I don´t think this company has much at all in common with AAPL, since RB sells everyday branded consumer products...which are not subject to obsolescence or sudden technological change.

Cornelius Chan
Cornelius Chan - 5 years ago    Report SPAM
This is truly one of the great consumer products companies. I first came across it last year when I was scrubbing myself with a bar of Dettol soap I had picked up during a trip to Singapore. Curiosity led me to research the company behind this highly popular product (in Asia) and it was then I first discovered Reckitt Benckiser - a company with two strange last names (I don't know how to pronounce Benckiser!) and a first-class lineup of products sold from under their roof.

I have put this company into my Emerging Blue Chips list. For all intents and purposes it is already a blue chip, but my criteria of 10+ years continuous dividend payments has not yet been met (the other criteria is over 1B market cap which has been met long ago).
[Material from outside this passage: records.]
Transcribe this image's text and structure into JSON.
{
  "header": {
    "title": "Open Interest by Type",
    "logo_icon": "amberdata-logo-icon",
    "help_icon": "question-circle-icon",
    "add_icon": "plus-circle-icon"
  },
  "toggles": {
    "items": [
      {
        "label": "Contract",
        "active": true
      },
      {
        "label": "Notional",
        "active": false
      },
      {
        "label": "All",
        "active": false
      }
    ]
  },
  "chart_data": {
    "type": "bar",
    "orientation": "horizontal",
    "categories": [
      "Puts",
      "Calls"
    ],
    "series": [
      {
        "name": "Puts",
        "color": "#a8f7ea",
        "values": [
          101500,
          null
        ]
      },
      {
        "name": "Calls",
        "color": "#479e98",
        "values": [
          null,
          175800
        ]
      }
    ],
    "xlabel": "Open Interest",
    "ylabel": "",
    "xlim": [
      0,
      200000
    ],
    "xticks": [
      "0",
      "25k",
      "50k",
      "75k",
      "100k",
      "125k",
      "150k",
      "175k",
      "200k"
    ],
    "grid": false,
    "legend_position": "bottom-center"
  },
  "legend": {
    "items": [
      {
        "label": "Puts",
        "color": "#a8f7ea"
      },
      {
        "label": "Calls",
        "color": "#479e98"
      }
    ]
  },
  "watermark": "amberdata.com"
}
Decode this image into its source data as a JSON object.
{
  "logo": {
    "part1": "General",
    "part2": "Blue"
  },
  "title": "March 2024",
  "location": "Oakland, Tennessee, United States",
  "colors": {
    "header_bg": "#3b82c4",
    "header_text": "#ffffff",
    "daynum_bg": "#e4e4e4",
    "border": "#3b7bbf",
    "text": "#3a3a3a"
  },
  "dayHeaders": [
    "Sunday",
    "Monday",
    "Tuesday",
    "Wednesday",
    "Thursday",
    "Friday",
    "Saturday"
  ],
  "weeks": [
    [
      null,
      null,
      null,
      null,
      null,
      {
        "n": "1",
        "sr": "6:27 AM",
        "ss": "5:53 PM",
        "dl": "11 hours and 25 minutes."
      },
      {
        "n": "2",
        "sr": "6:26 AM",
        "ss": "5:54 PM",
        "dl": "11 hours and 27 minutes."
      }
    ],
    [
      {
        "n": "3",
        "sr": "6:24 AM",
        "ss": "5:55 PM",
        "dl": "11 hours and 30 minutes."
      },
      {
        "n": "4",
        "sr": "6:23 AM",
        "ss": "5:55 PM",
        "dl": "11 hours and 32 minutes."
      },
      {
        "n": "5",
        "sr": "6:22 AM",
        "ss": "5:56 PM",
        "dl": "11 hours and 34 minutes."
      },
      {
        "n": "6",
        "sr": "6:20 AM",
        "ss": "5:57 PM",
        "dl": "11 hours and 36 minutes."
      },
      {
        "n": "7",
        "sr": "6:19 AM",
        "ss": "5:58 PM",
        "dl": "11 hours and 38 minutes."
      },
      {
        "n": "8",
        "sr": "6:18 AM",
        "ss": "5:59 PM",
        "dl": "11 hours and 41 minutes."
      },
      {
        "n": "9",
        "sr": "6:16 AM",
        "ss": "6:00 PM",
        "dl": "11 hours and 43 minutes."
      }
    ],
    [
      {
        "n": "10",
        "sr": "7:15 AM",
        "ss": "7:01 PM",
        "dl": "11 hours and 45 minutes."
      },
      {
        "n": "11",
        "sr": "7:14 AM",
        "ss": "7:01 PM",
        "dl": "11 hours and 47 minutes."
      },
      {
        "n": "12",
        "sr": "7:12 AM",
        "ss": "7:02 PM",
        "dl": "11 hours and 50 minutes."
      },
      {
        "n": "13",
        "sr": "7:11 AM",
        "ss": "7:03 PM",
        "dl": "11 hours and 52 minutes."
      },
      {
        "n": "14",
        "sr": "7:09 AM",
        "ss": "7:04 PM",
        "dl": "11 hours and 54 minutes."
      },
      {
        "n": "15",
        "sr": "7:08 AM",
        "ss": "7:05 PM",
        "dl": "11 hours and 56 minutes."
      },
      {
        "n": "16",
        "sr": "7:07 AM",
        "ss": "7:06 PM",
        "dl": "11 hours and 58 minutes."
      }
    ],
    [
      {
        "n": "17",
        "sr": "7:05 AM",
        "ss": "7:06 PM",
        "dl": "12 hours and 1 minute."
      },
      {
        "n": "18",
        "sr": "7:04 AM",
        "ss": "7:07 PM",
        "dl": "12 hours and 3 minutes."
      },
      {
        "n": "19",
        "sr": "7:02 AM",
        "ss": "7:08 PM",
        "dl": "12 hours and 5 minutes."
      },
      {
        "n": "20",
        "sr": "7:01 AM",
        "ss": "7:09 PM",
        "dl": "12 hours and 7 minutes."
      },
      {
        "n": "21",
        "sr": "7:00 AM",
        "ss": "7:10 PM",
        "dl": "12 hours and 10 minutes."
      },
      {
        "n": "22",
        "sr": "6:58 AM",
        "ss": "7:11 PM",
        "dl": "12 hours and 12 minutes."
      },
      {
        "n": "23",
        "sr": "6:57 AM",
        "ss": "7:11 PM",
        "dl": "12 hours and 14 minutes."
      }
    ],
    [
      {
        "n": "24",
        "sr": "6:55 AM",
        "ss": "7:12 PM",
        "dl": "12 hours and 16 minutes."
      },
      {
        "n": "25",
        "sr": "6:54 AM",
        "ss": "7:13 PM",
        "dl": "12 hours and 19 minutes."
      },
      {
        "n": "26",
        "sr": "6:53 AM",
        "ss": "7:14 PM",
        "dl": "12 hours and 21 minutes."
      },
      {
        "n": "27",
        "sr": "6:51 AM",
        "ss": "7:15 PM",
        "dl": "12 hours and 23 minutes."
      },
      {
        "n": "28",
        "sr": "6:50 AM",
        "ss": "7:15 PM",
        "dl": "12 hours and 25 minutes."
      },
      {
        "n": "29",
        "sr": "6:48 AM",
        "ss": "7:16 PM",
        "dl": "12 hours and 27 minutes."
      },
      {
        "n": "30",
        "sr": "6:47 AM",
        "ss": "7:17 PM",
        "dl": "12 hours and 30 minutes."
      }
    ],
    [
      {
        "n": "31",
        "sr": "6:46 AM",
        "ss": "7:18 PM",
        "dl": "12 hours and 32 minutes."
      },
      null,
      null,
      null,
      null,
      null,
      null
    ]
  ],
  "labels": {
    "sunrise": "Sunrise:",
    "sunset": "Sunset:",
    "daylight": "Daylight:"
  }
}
The company only began issuing dividends in '05 on LSE shares and since '09 on the OTC ADRs.

The company IPO'd in '99 at 7.82 and is now at 36.04. The ADR began in '08 at $8.65 and is now at $11.56. To my mind, RB is a global PG, CL or CLX. These are the stocks that go up forever and should be dollar-cost-averaged up and down.

I would also submit that RB has a competitive global advantage to its American counterparts due to an already well established presence in Asia. Do you agree Graemew?